Among the missing Thorncombe signatories to the 1723 Devon Loyalty Oath are 76 adult paupers documented as being in receipt of poor relief in 1723. Oaths were taken at Axminster before local grandee and magistrate Francis Gwyn. The exclusion of Thorncombe paupers from the rolls therefore suggests Gwyn may have regarded the £10 minimum annual rental on property held by either copyholders or tenants, as the qualifying factor and advised parishioners accordingly. However, the presence of women identified on the roll, as six wives and four spinsters out of 22 females listed, suggests confusion as to whether or not, women were also obliged in law, to sign.
Also absent from the roll are 14 missing marriers whose children were baptised in 1723. They were possibly either returning emigrants, immigrants or dissenters. Twelve have been tentatively identified as Quakers from the 1674-1723 cohort. Four Thorncombe Quakers, listed in the minutes as attending monthly meetings of Thorncombe and Membury's Society of Friends in 1723 did not sign the alternative affirmation. They were the William Bowditchs, senior and junior, and Synderford Farm sergemakers and cloth merchants, brothers Samuel and Joseph French, sons of one of Thorncombe's first Quaker converts, Robert. The Frenchs' annual rent of £50 meant that they were eligible but chose not to sign. This evidence supports the theory that Thorncombe's Quakers may have been more reluctant to affirm their loyalty than Membury Quakers. Conversely perhaps few were qualifying landholders. Circumstantial evidence is found among Plymouth Quarterly Meeting minutes for April 1700. They record that Robert French justified Thorncombe Friends' absence on grounds of poverty. In response, 'as a token of friends love to their pore', John Colsworthy was ordered by the meeting to send them 10 shillings.

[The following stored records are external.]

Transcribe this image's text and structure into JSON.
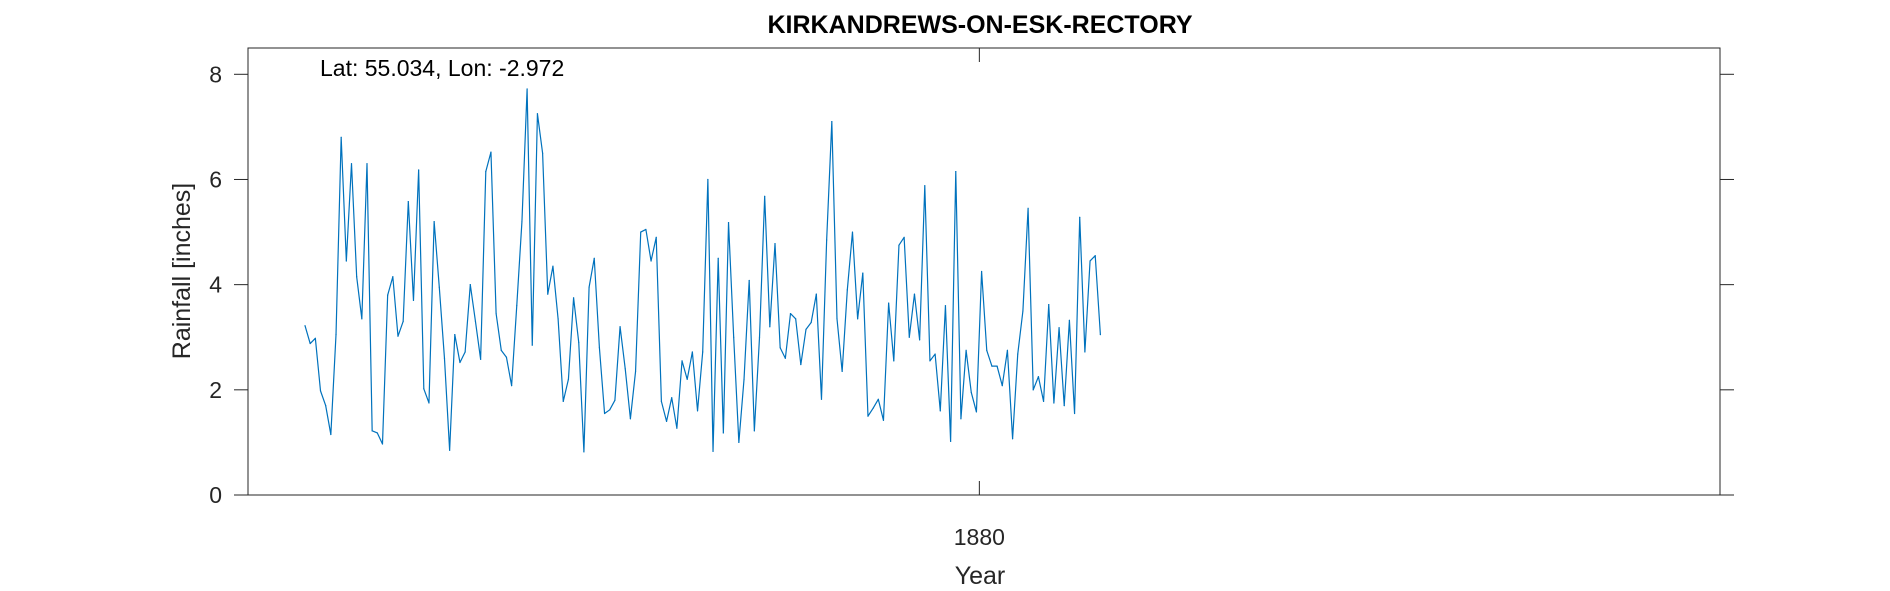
{
  "chart_data": {
    "type": "line",
    "title": "KIRKANDREWS-ON-ESK-RECTORY",
    "annotation": "Lat: 55.034, Lon: -2.972",
    "xlabel": "Year",
    "ylabel": "Rainfall [inches]",
    "x_ticks": [
      {
        "value": 1880,
        "label": "1880"
      }
    ],
    "y_ticks": [
      {
        "value": 0,
        "label": "0"
      },
      {
        "value": 2,
        "label": "2"
      },
      {
        "value": 4,
        "label": "4"
      },
      {
        "value": 6,
        "label": "6"
      },
      {
        "value": 8,
        "label": "8"
      }
    ],
    "ylim": [
      0,
      8.5
    ],
    "xlim": [
      1868.2,
      1891.95
    ],
    "x_start": 1869.12,
    "x_step": 0.08333,
    "grid": false,
    "series": [
      {
        "name": "Rainfall",
        "color": "#0072BD",
        "values": [
          3.22,
          2.88,
          2.98,
          1.98,
          1.7,
          1.15,
          3.05,
          6.8,
          4.45,
          6.3,
          4.15,
          3.35,
          6.3,
          1.22,
          1.18,
          0.97,
          3.8,
          4.15,
          3.02,
          3.3,
          5.58,
          3.7,
          6.18,
          2.02,
          1.75,
          5.2,
          3.95,
          2.6,
          0.85,
          3.05,
          2.52,
          2.72,
          4.0,
          3.3,
          2.58,
          6.15,
          6.52,
          3.45,
          2.75,
          2.62,
          2.08,
          3.6,
          5.2,
          7.72,
          2.85,
          7.25,
          6.5,
          3.82,
          4.35,
          3.35,
          1.78,
          2.2,
          3.75,
          2.9,
          0.82,
          3.95,
          4.5,
          2.8,
          1.55,
          1.62,
          1.8,
          3.2,
          2.4,
          1.45,
          2.35,
          5.0,
          5.05,
          4.45,
          4.9,
          1.78,
          1.4,
          1.85,
          1.27,
          2.55,
          2.2,
          2.72,
          1.6,
          2.72,
          6.0,
          0.83,
          4.5,
          1.18,
          5.18,
          3.0,
          1.0,
          2.2,
          4.08,
          1.22,
          3.0,
          5.68,
          3.2,
          4.78,
          2.8,
          2.6,
          3.45,
          3.35,
          2.48,
          3.15,
          3.28,
          3.82,
          1.82,
          4.85,
          7.1,
          3.35,
          2.35,
          3.9,
          5.0,
          3.35,
          4.22,
          1.5,
          1.65,
          1.82,
          1.42,
          3.65,
          2.55,
          4.75,
          4.9,
          3.0,
          3.82,
          2.95,
          5.88,
          2.55,
          2.68,
          1.6,
          3.6,
          1.02,
          6.15,
          1.45,
          2.75,
          1.95,
          1.58,
          4.25,
          2.75,
          2.45,
          2.45,
          2.08,
          2.75,
          1.07,
          2.68,
          3.5,
          5.45,
          2.0,
          2.25,
          1.78,
          3.62,
          1.75,
          3.18,
          1.7,
          3.32,
          1.55,
          5.28,
          2.72,
          4.45,
          4.55,
          3.05
        ]
      }
    ]
  }
}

By 1723 there had been a Quaker meeting house and burial ground on Thorncombe's parish boundary for 22 years. Dr Evans identified 100 hearers in Thorncombe in his 1715 survey of nonconformists. Apart from Robert French's house, no other nonconformist places of worship was registered in Thorncombe between 1689 and 1763, so it is likely that a significant proportion of non signatories among approximately 700 men and women aged over 18 unaccounted for and living in Thorncombe parish in 1723 were Quakers. But how many there were, their circumstances, and who else, particularly males aged over 18 with land worth in excess of £10 rent per annum who did not take the 1723 Devon Loyalty Oath and for what reason, remains unknown until further evidence comes to light.